Other Members Sought
He is one of four alleged IRA members who surfaced in the United States after being accused of terrorist-related crimes in Britain. The others are:
-- Patrick J. Doherty, who has been convicted in absentia of the 1981 murder of a British army captain. He was arrested in New York in 1983 and has been in the Metropolitan Correctional Center since. In 1984 a U.S. district judge ruled that Doherty could not be extradited because his acts were part of an insurrection--the person he killed was a soldier--and therefore the case came under the “political offense” exception to the extradition treaty. Federal officials immediately began proceedings to deport Doherty and have kept him in jail pending the outcome of the proceedings. Under a deportation order, a person may go to any country that will accept him.
-- Desmond Mackin, who is also wanted for the killing of a British soldier. He left the United States for Ireland several years ago and is believed to be there still.

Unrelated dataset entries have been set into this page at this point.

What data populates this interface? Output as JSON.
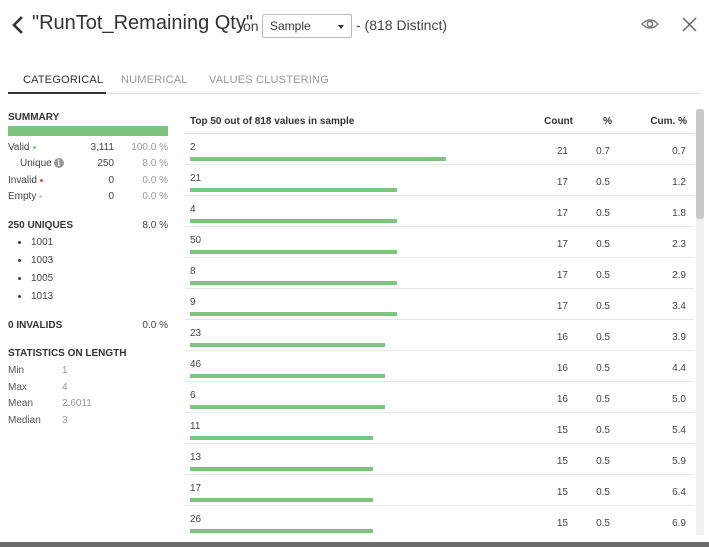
{
  "header": {
    "title": "\"RunTot_Remaining Qty\"",
    "on_label": "on",
    "sample_value": "Sample",
    "distinct": "- (818 Distinct)"
  },
  "tabs": [
    {
      "label": "CATEGORICAL",
      "active": true
    },
    {
      "label": "NUMERICAL",
      "active": false
    },
    {
      "label": "VALUES CLUSTERING",
      "active": false
    }
  ],
  "summary": {
    "title": "SUMMARY",
    "bar_color": "#7cc47f",
    "rows": [
      {
        "label": "Valid",
        "value": "3,111",
        "pct": "100.0 %",
        "dot_color": "#7cc47f"
      },
      {
        "label": "Unique",
        "value": "250",
        "pct": "8.0 %",
        "info_icon": "info-icon"
      },
      {
        "label": "Invalid",
        "value": "0",
        "pct": "0.0 %",
        "dot_color": "#d9534f"
      },
      {
        "label": "Empty",
        "value": "0",
        "pct": "0.0 %",
        "dot_color": "#cccccc"
      }
    ]
  },
  "uniques": {
    "title": "250 UNIQUES",
    "pct": "8.0 %",
    "items": [
      "1001",
      "1003",
      "1005",
      "1013"
    ]
  },
  "invalids": {
    "title": "0 INVALIDS",
    "pct": "0.0 %"
  },
  "length_stats": {
    "title": "STATISTICS ON LENGTH",
    "rows": [
      {
        "label": "Min",
        "value": "1"
      },
      {
        "label": "Max",
        "value": "4"
      },
      {
        "label": "Mean",
        "value": "2.6011"
      },
      {
        "label": "Median",
        "value": "3"
      }
    ]
  },
  "table": {
    "headers": {
      "value": "Top 50 out of 818 values in sample",
      "count": "Count",
      "pct": "%",
      "cum": "Cum. %"
    },
    "bar_color": "#7cc47f",
    "rows": [
      {
        "value": "2",
        "count": "21",
        "pct": "0.7",
        "cum": "0.7",
        "share": 0.7
      },
      {
        "value": "21",
        "count": "17",
        "pct": "0.5",
        "cum": "1.2",
        "share": 0.5
      },
      {
        "value": "4",
        "count": "17",
        "pct": "0.5",
        "cum": "1.8",
        "share": 0.5
      },
      {
        "value": "50",
        "count": "17",
        "pct": "0.5",
        "cum": "2.3",
        "share": 0.5
      },
      {
        "value": "8",
        "count": "17",
        "pct": "0.5",
        "cum": "2.9",
        "share": 0.5
      },
      {
        "value": "9",
        "count": "17",
        "pct": "0.5",
        "cum": "3.4",
        "share": 0.5
      },
      {
        "value": "23",
        "count": "16",
        "pct": "0.5",
        "cum": "3.9",
        "share": 0.5
      },
      {
        "value": "46",
        "count": "16",
        "pct": "0.5",
        "cum": "4.4",
        "share": 0.5
      },
      {
        "value": "6",
        "count": "16",
        "pct": "0.5",
        "cum": "5.0",
        "share": 0.5
      },
      {
        "value": "11",
        "count": "15",
        "pct": "0.5",
        "cum": "5.4",
        "share": 0.5
      },
      {
        "value": "13",
        "count": "15",
        "pct": "0.5",
        "cum": "5.9",
        "share": 0.5
      },
      {
        "value": "17",
        "count": "15",
        "pct": "0.5",
        "cum": "6.4",
        "share": 0.5
      },
      {
        "value": "26",
        "count": "15",
        "pct": "0.5",
        "cum": "6.9",
        "share": 0.5
      }
    ]
  }
}
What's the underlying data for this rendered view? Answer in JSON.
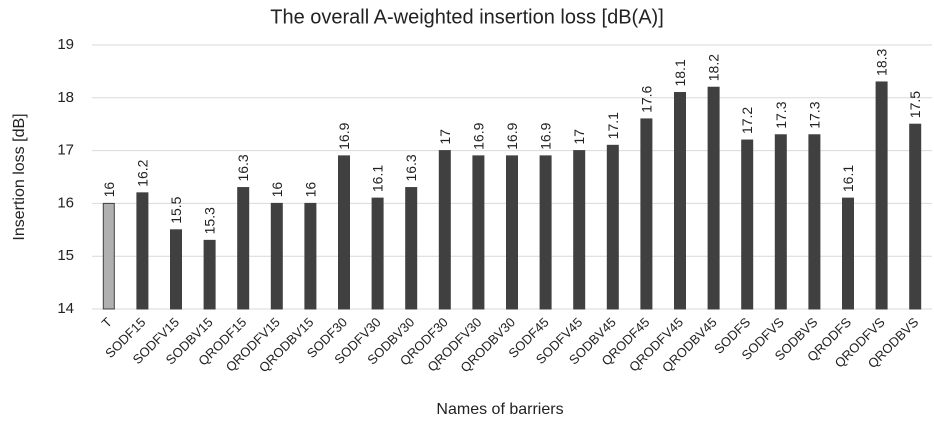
{
  "chart_data": {
    "type": "bar",
    "title": "The overall A-weighted insertion loss [dB(A)]",
    "x_label": "Names of barriers",
    "y_label": "Insertion loss [dB]",
    "categories": [
      "T",
      "SODF15",
      "SODFV15",
      "SODBV15",
      "QRODF15",
      "QRODFV15",
      "QRODBV15",
      "SODF30",
      "SODFV30",
      "SODBV30",
      "QRODF30",
      "QRODFV30",
      "QRODBV30",
      "SODF45",
      "SODFV45",
      "SODBV45",
      "QRODF45",
      "QRODFV45",
      "QRODBV45",
      "SODFS",
      "SODFVS",
      "SODBVS",
      "QRODFS",
      "QRODFVS",
      "QRODBVS"
    ],
    "values": [
      16,
      16.2,
      15.5,
      15.3,
      16.3,
      16,
      16,
      16.9,
      16.1,
      16.3,
      17,
      16.9,
      16.9,
      16.9,
      17,
      17.1,
      17.6,
      18.1,
      18.2,
      17.2,
      17.3,
      17.3,
      16.1,
      18.3,
      17.5
    ],
    "colors": [
      "#b0b0b0",
      "#404040",
      "#404040",
      "#404040",
      "#404040",
      "#404040",
      "#404040",
      "#404040",
      "#404040",
      "#404040",
      "#404040",
      "#404040",
      "#404040",
      "#404040",
      "#404040",
      "#404040",
      "#404040",
      "#404040",
      "#404040",
      "#404040",
      "#404040",
      "#404040",
      "#404040",
      "#404040",
      "#404040"
    ],
    "ylim": [
      14,
      19
    ],
    "yticks": [
      14,
      15,
      16,
      17,
      18,
      19
    ],
    "grid": true
  }
}
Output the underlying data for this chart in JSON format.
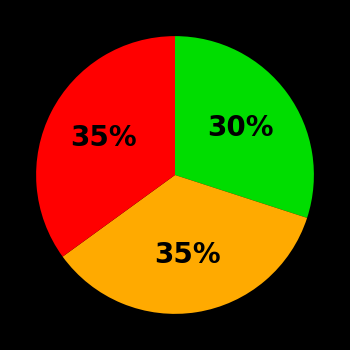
{
  "slices": [
    {
      "label": "30%",
      "value": 30,
      "color": "#00dd00"
    },
    {
      "label": "35%",
      "value": 35,
      "color": "#ffaa00"
    },
    {
      "label": "35%",
      "value": 35,
      "color": "#ff0000"
    }
  ],
  "startangle": 90,
  "background_color": "#000000",
  "text_color": "#000000",
  "font_size": 20,
  "font_weight": "bold",
  "label_r": 0.58
}
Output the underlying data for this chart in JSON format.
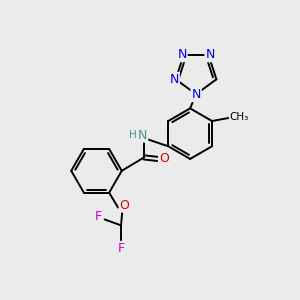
{
  "background_color": "#ebebeb",
  "bond_color": "#000000",
  "atom_colors": {
    "N": "#0000ee",
    "O": "#dd0000",
    "F": "#cc00cc",
    "NH": "#4a9090",
    "C": "#000000"
  },
  "figsize": [
    3.0,
    3.0
  ],
  "dpi": 100,
  "lw": 1.4,
  "fs": 8.5
}
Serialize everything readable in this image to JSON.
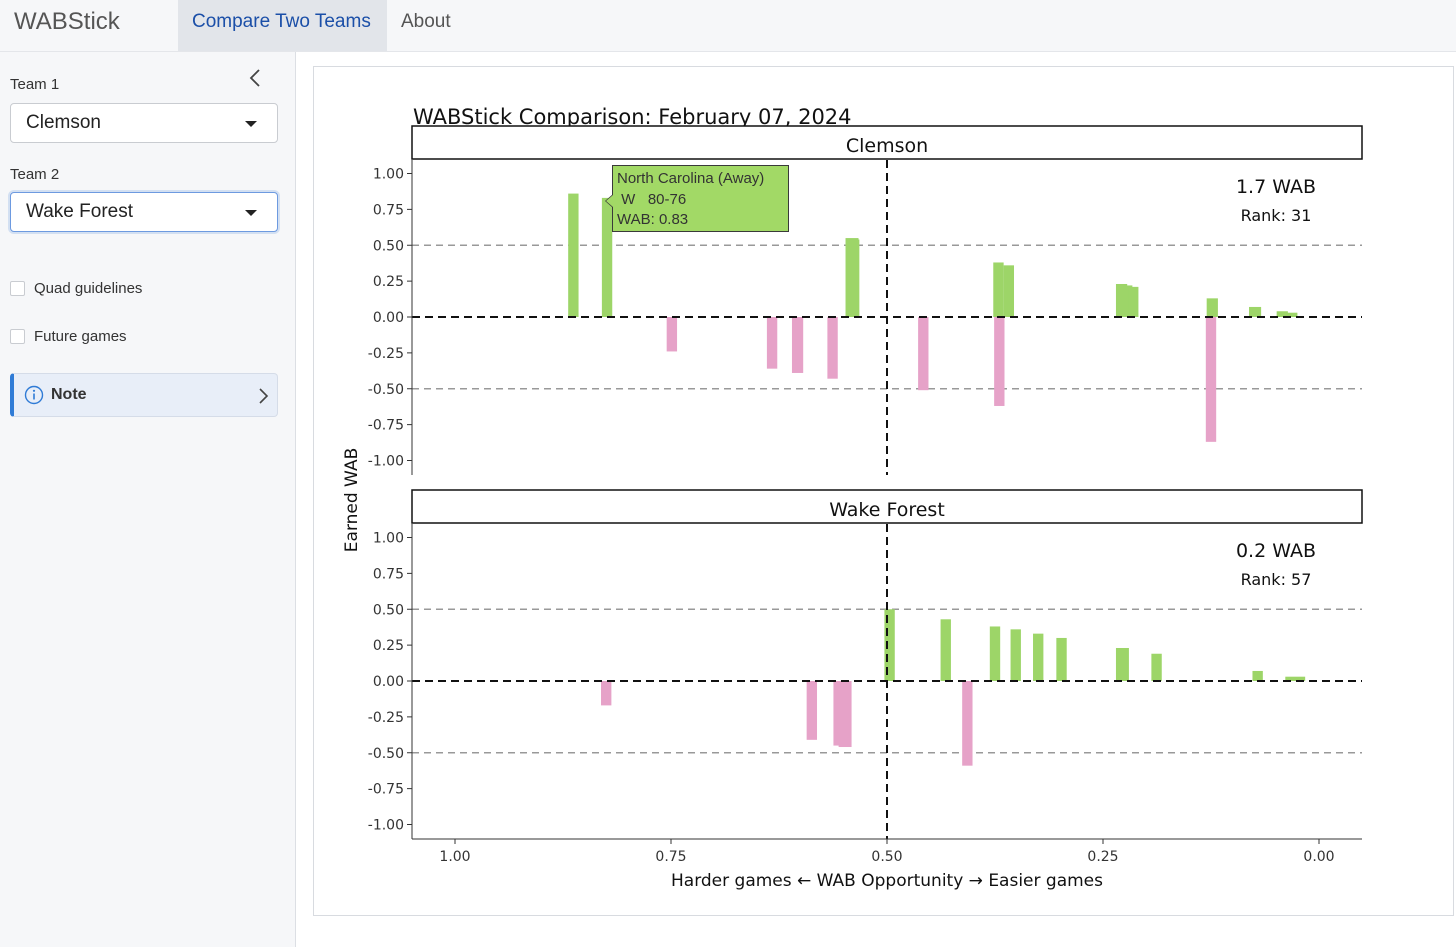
{
  "app": {
    "brand": "WABStick",
    "tabs": [
      {
        "label": "Compare Two Teams",
        "active": true
      },
      {
        "label": "About",
        "active": false
      }
    ]
  },
  "sidebar": {
    "team1": {
      "label": "Team 1",
      "value": "Clemson"
    },
    "team2": {
      "label": "Team 2",
      "value": "Wake Forest"
    },
    "checkboxes": [
      {
        "label": "Quad guidelines",
        "checked": false
      },
      {
        "label": "Future games",
        "checked": false
      }
    ],
    "note": {
      "label": "Note"
    }
  },
  "tooltip": {
    "line1": "North Carolina (Away)",
    "line2": " W   80-76",
    "line3": "WAB: 0.83"
  },
  "colors": {
    "win": "#9dd568",
    "loss": "#e6a2c8",
    "zero_line": "#111111",
    "guide_line": "#999999",
    "accent": "#1b4fa8"
  },
  "chart_data": {
    "type": "bar",
    "title": "WABStick Comparison: February 07, 2024",
    "xlabel": "Harder games ← WAB Opportunity → Easier games",
    "ylabel": "Earned WAB",
    "xlim": [
      1.0,
      0.0
    ],
    "x_reversed": true,
    "x_ticks": [
      "1.00",
      "0.75",
      "0.50",
      "0.25",
      "0.00"
    ],
    "x_tick_values": [
      1.0,
      0.75,
      0.5,
      0.25,
      0.0
    ],
    "ylim": [
      -1.0,
      1.0
    ],
    "y_ticks": [
      "1.00",
      "0.75",
      "0.50",
      "0.25",
      "0.00",
      "-0.25",
      "-0.50",
      "-0.75",
      "-1.00"
    ],
    "y_tick_values": [
      1.0,
      0.75,
      0.5,
      0.25,
      0.0,
      -0.25,
      -0.5,
      -0.75,
      -1.0
    ],
    "dashed_guides": [
      0.5,
      -0.5
    ],
    "vertical_guide": 0.5,
    "panels": [
      {
        "team": "Clemson",
        "wab_text": "1.7 WAB",
        "rank_text": "Rank: 31",
        "bars": [
          {
            "x0": 0.869,
            "x1": 0.857,
            "y": 0.86
          },
          {
            "x0": 0.83,
            "x1": 0.818,
            "y": 0.83
          },
          {
            "x0": 0.755,
            "x1": 0.743,
            "y": -0.24
          },
          {
            "x0": 0.639,
            "x1": 0.627,
            "y": -0.36
          },
          {
            "x0": 0.61,
            "x1": 0.597,
            "y": -0.39
          },
          {
            "x0": 0.569,
            "x1": 0.557,
            "y": -0.43
          },
          {
            "x0": 0.548,
            "x1": 0.533,
            "y": 0.55
          },
          {
            "x0": 0.545,
            "x1": 0.532,
            "y": 0.54
          },
          {
            "x0": 0.464,
            "x1": 0.452,
            "y": -0.51
          },
          {
            "x0": 0.377,
            "x1": 0.365,
            "y": 0.38
          },
          {
            "x0": 0.365,
            "x1": 0.353,
            "y": 0.36
          },
          {
            "x0": 0.376,
            "x1": 0.364,
            "y": -0.62
          },
          {
            "x0": 0.235,
            "x1": 0.222,
            "y": 0.23
          },
          {
            "x0": 0.228,
            "x1": 0.216,
            "y": 0.22
          },
          {
            "x0": 0.221,
            "x1": 0.209,
            "y": 0.21
          },
          {
            "x0": 0.131,
            "x1": 0.119,
            "y": -0.87
          },
          {
            "x0": 0.13,
            "x1": 0.117,
            "y": 0.13
          },
          {
            "x0": 0.081,
            "x1": 0.067,
            "y": 0.07
          },
          {
            "x0": 0.049,
            "x1": 0.036,
            "y": 0.04
          },
          {
            "x0": 0.038,
            "x1": 0.025,
            "y": 0.03
          }
        ]
      },
      {
        "team": "Wake Forest",
        "wab_text": "0.2 WAB",
        "rank_text": "Rank: 57",
        "bars": [
          {
            "x0": 0.831,
            "x1": 0.819,
            "y": -0.17
          },
          {
            "x0": 0.593,
            "x1": 0.581,
            "y": -0.41
          },
          {
            "x0": 0.562,
            "x1": 0.547,
            "y": -0.45
          },
          {
            "x0": 0.556,
            "x1": 0.541,
            "y": -0.46
          },
          {
            "x0": 0.503,
            "x1": 0.491,
            "y": 0.5
          },
          {
            "x0": 0.438,
            "x1": 0.426,
            "y": 0.43
          },
          {
            "x0": 0.381,
            "x1": 0.369,
            "y": 0.38
          },
          {
            "x0": 0.357,
            "x1": 0.345,
            "y": 0.36
          },
          {
            "x0": 0.331,
            "x1": 0.319,
            "y": 0.33
          },
          {
            "x0": 0.304,
            "x1": 0.292,
            "y": 0.3
          },
          {
            "x0": 0.413,
            "x1": 0.401,
            "y": -0.59
          },
          {
            "x0": 0.235,
            "x1": 0.22,
            "y": 0.23
          },
          {
            "x0": 0.194,
            "x1": 0.182,
            "y": 0.19
          },
          {
            "x0": 0.077,
            "x1": 0.065,
            "y": 0.07
          },
          {
            "x0": 0.039,
            "x1": 0.016,
            "y": 0.03
          }
        ]
      }
    ]
  }
}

-- Peter McMullen, who is wanted in connection with the bombing of a British army barracks in the 1970s. He was freed by a California court but was rearrested in December, 1986. He agreed to be deported to Ireland, but after the Senate ratified the extradition treaty, Washington changed its mind about deporting him and filed an extradition warrant. The warrant is now pending before a magistrate in Manhattan.
In a related development, only a few hours after Quinn was sentenced, Home Secretary Douglas Hurd announced that Britain plans to make permanent the Prevention of Terrorism Act.
The act was rammed through Parliament after a 1974 IRA bombing of a Birmingham pub killed 21 people. It allows police to detain anyone without grounds, deprive a detainee of a lawyer for 48 hours and hold a suspect seven days without bringing a charge. It lets authorities bar individuals, without reason, from entering the country.
Because of its sweeping powers, the act was temporary, lapsing automatically after five years and requiring annual parliamentary extension. A review of the act last year led to recommendations that it be made permanent.
The decision has been opposed by the National Council of Civil Liberties, which argues that it violates the European Convention on Human Rights. Tuesday’s announcement is also likely to further strain Britain’s troubled relations with the Irish Republic.
Those relations are already at one of their lowest points in recent years as the result of a British court’s rejection this month of the appeal of six Irish nationals convicted of the Birmingham pub bombing in the face of considerable evidence that they were not guilty.
Three days before the appeal was turned down, Irish political leaders expressed outrage over a British decision not to prosecute Northern Ireland police officers who investigated the 1982 police killings of six unarmed Irish Catholics despite evidence of perjury and conspiracy to obstruct justice.
“It’s like rubbing their nose in it,” said Clare Short, a Labor Party member of Parliament. “The timing (of the Prevention of Terrorism Act decision) is more incompetence than a calculated thing, but I don’t think the Irish will see it that way.”